I want to evaluate multiple design choices, like, for example, the Eyeriss example but with some changes to the architecture parameters. And I want to evaluate a full network, e.g. ResNet-50. I know that Timeloop doesn't support cross-layer optimizations, but that is good enough for me.
So I have two more options for parallelism, and I want to be able to evaluate multiple architectures in parallel.
Understood, but my point is that each Timeloop-mapper invocation already maxes out the parallelism on your host machine in a controlled manner. Adding additional parallel work will only slow things down.
Isn't the number of threads limited by a key of the mapper
config?
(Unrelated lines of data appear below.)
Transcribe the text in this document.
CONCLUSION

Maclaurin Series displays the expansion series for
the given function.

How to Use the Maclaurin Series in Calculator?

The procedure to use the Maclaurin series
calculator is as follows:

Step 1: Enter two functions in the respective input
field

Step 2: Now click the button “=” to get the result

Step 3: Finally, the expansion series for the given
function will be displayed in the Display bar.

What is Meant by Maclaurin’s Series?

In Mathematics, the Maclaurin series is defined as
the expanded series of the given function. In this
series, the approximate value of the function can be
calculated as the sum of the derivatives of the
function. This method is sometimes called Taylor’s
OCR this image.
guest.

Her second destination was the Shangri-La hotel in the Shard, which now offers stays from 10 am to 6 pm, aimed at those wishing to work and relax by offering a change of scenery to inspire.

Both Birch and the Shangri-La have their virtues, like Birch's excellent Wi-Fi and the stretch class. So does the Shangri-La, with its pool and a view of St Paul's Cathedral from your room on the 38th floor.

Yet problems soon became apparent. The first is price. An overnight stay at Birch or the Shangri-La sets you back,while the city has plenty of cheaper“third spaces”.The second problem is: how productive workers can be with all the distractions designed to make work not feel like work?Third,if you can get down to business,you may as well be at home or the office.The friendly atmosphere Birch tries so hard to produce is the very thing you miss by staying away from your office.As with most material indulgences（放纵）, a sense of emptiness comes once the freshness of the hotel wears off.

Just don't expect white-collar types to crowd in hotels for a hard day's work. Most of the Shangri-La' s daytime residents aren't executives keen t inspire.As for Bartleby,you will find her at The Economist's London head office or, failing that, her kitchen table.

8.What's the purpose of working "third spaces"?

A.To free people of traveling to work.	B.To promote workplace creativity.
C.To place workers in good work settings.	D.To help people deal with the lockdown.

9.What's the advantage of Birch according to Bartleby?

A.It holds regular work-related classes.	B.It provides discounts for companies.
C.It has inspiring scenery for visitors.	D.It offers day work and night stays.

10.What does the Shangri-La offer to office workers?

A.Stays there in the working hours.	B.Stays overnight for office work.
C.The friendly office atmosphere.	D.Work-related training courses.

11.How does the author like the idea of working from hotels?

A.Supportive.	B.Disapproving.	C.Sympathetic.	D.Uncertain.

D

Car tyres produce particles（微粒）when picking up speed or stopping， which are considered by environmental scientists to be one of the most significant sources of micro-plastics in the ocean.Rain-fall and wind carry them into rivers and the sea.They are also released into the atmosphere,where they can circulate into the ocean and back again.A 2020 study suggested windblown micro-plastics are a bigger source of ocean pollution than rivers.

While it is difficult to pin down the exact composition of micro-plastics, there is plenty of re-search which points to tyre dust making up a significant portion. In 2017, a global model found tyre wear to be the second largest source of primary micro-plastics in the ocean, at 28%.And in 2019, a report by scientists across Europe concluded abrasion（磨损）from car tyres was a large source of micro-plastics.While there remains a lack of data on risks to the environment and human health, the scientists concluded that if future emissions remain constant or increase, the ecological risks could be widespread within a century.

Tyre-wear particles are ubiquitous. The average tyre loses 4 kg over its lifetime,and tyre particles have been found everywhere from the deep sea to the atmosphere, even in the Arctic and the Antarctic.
If that is the case, it would be interesting to also parallelize in other directions. To be honest, I have no idea if that would be faster than just giving the mapper more threads, but I would like to explore that option. Unless the mapper actually just fills the host machine with threads. Then yeah, won't make sense to do so.
The mapper's default behavior is indeed to fill the host machine with threads:
timeloop/src/applications/mapper/mapper.cpp
Line 145 in 450af79
The key in mapper
config is used to override that default behavior (e.g., for debugging, or for limiting host machine utilization).